サン=テグジュペリ 『南方郵便機』

 1920年代のアフリカ北西部、カサブランカダカールの中間あたり。郵便飛行機の操縦士ジャック・ベルニスは、機体のトラブルによりサハラのフランス軍小屯所に不時着する。彼を迎えるのは一人の老軍曹。ここには半年に一度しか郵便が届かないのだと軍曹は語る。(無線機がないのか、あるいは軍曹がその使い方を知らないのかわからない。)

 ベルニスは、老軍曹と一緒に、煙草を喫(の)みに屯所のテラスへ上る。月の光に砂漠はその果てしない空漠さをひろげている。ここの屯所は何の見張りをしているのやら? たぶん星の。あるいは月の見張りかもしれない……。
 ――君は星の見張りをする軍曹なんだね?」
 ――そうおっしゃらずに、もう一服召し上がって下さい。煙草はうんとあるんですから。もっとも連隊長がおいでの時はありませんでした」
 ベルニスはその時同行して来た中尉殿のことも、その連隊長のことも、すっかり憶えてしまった。彼は彼らの唯一の短所、唯一の長所まで知ってしまった。一人は賭博(ばくち)が好きで、一人は思いやりがありすぎた。彼はまた教えられた。砂漠の中に置き忘れたように置かれている老軍曹への若い中尉殿の来訪が、ほとんど恋愛のような思い出を残して行ったことも。
 ――中尉殿から星のことを教えてもらいました……」
 ――そうか、たぶん、星の世話を君に頼んで行ったのだろう」と、ベルニスがからかい半分に言った。
 そして今度は彼が自分で星の説明をしてきかせた。そして軍曹は星の距離を教わった。彼はまた同じく遠いところにある故郷のチュニスのことを考えた。北極星を教えられると、彼はどこで見てもわかるように、必ずあの星の顔を忘れずに覚えておきますと誓った。ちょっとばかり左手寄りにいつもあるからすぐ知れる、こう言って、彼は、あの星に比べたらあんなに近いところにあるはずのチュニスを思った。


 サン=テグジュペリ 『南方郵便機』 第三部 6 (堀口大學訳)

 上の引用箇所は140ページほどの長さの小説の結末直前の場面である。砂漠に不時着した飛行士の前に唐突に現われ、いきなり親しげに近づいて不思議な会話をする老軍曹は、のちに星の王子さまに化けることになる。
 こういうファンタスティックな描写はすばらしいと思うのだけど、本作はここに至るまでがだらだらと長く退屈である。恋愛小説の部分と飛行士の冒険を描いた部分がきちんと絡んでいない。無理やり前衛風に書いたと思われる場面が多く、小説としては決して面白い作品とはいえない。



夜間飛行 (新潮文庫)

夜間飛行 (新潮文庫)

 宮崎駿が描いたカバー絵が素敵な新潮文庫版。ただし、1930年代の翻訳(戦前!)であり、女性のセリフは「あらッ! もうそんな時間ですの?」という具合である。
 なにしろ、本書を訳した堀口大學(1892-1981)という人はサン=テグジュペリ(1900-1944)より年上なのだ。巻末に訳者によるあとがきがついているのだが、『夜間飛行』 のあとがきは1939年5月、『南方郵便機』 のあとがきは1935年2月と記されている。

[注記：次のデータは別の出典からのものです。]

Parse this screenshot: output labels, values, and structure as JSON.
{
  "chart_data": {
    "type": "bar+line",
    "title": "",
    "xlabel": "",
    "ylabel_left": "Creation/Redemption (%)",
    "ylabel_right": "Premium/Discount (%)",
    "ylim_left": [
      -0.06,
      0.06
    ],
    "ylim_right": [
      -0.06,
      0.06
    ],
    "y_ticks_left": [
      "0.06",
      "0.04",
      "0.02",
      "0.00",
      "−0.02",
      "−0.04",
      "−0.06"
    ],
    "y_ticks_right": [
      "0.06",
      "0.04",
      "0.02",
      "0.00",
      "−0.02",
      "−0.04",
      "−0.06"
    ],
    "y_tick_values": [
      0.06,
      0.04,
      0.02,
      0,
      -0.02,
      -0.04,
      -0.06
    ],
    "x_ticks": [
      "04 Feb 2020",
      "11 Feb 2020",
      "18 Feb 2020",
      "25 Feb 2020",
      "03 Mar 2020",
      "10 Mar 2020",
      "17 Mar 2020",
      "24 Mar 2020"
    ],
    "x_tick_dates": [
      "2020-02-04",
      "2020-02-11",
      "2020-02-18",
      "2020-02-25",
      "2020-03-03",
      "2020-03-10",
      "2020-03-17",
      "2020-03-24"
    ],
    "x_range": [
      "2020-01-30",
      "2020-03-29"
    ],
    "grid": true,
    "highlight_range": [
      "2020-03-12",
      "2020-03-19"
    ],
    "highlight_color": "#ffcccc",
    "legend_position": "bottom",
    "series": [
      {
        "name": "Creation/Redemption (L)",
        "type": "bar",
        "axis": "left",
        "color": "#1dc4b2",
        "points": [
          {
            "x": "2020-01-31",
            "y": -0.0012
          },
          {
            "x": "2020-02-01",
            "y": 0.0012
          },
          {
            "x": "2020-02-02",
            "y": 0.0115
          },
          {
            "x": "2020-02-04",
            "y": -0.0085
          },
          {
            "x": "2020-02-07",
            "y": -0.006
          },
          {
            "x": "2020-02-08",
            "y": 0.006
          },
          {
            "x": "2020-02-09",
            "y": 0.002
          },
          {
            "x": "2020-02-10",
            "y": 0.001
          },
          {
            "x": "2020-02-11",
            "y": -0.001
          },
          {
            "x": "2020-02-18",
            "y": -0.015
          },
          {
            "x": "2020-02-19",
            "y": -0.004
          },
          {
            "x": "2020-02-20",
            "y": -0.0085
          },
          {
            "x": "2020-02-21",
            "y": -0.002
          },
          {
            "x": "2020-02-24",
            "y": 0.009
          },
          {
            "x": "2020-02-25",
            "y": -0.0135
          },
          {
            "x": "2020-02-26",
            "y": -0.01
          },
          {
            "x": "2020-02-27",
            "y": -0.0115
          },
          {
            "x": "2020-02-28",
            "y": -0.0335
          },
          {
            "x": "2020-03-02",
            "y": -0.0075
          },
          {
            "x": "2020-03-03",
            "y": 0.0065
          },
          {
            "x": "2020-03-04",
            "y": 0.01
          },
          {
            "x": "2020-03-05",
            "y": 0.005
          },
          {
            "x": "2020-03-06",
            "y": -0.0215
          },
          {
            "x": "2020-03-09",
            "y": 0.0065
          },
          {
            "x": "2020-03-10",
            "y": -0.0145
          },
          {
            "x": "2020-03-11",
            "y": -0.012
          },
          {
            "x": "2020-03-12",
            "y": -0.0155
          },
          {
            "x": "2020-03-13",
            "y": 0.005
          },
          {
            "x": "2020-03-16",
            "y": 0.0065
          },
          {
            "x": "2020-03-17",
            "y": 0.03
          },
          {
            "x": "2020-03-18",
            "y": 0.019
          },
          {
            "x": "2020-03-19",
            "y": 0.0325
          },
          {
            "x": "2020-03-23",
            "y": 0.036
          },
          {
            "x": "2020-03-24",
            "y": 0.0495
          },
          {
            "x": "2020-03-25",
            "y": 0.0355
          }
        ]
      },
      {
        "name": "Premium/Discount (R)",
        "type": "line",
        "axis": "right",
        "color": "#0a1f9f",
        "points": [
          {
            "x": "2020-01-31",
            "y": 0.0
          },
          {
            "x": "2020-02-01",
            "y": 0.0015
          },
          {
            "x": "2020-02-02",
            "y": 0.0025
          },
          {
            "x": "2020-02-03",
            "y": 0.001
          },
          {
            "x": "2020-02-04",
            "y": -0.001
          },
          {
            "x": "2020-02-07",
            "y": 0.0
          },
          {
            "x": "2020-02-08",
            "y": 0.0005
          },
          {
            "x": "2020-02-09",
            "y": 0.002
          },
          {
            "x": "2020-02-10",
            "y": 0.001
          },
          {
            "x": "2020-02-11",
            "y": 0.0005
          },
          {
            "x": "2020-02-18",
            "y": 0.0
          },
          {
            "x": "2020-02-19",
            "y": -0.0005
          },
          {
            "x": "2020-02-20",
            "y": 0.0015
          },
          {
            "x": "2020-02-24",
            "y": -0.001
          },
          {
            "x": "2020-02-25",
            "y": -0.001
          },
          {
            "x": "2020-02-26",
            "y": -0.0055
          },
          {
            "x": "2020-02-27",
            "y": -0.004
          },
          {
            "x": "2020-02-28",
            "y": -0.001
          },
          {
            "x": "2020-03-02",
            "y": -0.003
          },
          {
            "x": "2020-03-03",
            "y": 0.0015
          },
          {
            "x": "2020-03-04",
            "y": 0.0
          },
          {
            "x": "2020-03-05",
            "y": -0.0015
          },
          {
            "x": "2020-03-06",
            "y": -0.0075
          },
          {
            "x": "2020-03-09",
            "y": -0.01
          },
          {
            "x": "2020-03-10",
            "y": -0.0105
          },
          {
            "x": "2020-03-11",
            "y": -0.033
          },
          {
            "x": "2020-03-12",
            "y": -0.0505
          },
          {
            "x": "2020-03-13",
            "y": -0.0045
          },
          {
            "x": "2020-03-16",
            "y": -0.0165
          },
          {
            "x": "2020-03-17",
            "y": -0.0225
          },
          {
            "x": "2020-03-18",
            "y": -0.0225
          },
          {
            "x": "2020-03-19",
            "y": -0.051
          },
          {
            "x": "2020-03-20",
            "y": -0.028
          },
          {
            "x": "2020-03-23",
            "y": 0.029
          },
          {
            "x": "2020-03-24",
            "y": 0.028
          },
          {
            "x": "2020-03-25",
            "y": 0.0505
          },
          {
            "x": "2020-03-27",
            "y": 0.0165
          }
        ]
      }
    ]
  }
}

 小説『南方郵便機』は、先に翻訳紹介した『夜間飛行』の作者サン=テグジュペリの処女作である。『夜間飛行』に先立つこと二年、一九二九年の出版である。この作者は今日まで、まだ上記の二作しかない。


 堀口大學 『夜間飛行』(新潮文庫) あとがき 二 南方郵便機

 原著者はまるっきり新人扱いであって、当然ながら王子さまなど影も形もない。もっとも飛行家としてはかなり有名であったらしく、そのような紹介のされかたになっているのが興味深い。